Figure 1.

Primary AML blasts from 88 patients were isolated at diagnosis and treated in vitro with (A) voreloxin and Ara-C for 48 h and LD₅₀ values were calculated (the mean LD₅₀ for voreloxin was 2.3 μM (±1.9) and for Ara-C was 4.90 μM (±5.0).) (B) Mean LD₅₀ values for voreloxin, Ara-C and etoposide in myeloid cell lines NB4 and HL-60 following 48 h of treatment with each drug. The effects of each drug were tested using an MTS assay. Annexin V and propidium iodide (PI) positivity were measured by flow cytometry to determine whether (C) voreloxin or (D) etoposide resulted in induction of apoptosis following 48 h treatment of myeloid cell lines NB4 and HL-60 with a range of concentrations. Both voreloxin and etoposide resulted in significant increases in the proportion of cells undergoing apoptosis identified by positivity for annexin V and PI staining across all the concentrations tested.
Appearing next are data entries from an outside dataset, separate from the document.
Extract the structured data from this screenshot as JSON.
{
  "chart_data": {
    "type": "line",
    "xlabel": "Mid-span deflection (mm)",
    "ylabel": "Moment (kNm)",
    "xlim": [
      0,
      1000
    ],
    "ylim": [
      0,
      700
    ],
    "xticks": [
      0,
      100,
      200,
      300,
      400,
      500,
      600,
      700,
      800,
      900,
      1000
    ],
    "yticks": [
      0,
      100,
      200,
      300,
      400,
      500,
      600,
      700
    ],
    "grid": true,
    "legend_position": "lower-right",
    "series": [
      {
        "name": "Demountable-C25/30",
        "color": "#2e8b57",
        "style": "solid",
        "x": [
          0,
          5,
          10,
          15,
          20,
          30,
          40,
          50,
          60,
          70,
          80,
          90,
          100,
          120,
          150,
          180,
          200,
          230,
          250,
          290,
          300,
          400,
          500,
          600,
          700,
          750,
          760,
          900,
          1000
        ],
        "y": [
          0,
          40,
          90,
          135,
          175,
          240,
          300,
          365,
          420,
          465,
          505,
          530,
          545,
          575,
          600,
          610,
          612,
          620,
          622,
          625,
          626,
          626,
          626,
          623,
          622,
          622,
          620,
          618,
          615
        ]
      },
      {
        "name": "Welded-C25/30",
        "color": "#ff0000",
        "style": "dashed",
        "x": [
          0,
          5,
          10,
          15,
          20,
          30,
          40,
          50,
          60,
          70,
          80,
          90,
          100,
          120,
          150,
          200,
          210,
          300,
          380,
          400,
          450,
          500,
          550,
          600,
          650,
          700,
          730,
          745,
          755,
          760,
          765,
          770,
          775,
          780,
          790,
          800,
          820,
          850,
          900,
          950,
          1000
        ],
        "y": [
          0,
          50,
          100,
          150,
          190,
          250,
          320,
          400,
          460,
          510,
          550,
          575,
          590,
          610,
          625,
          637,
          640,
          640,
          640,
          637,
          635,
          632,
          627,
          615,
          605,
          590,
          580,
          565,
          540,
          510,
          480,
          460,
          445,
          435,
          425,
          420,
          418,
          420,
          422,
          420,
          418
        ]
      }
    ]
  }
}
The LD₅₀ for voreloxin in the cell lines was 0.203 μM for NB4 cells and 0.061 μM for HL-60 cells. The LD₅₀ of etoposide was 0.78 μM in NB4 cells and 4.23 μM for HL-60 cells. Activation of caspase-3 was measured by flow cytometry to confirm the pathway of apoptosis initiation in NB4 and HL-60 cells treated for 48 h with (E) voreloxin and (F) etoposide. Both voreloxin and etoposide generated significant activation of caspase-3 in the cell lines at all concentrations tested. Significant differences (P<0.05) with respect to the untreated control samples are indicated in each case by *.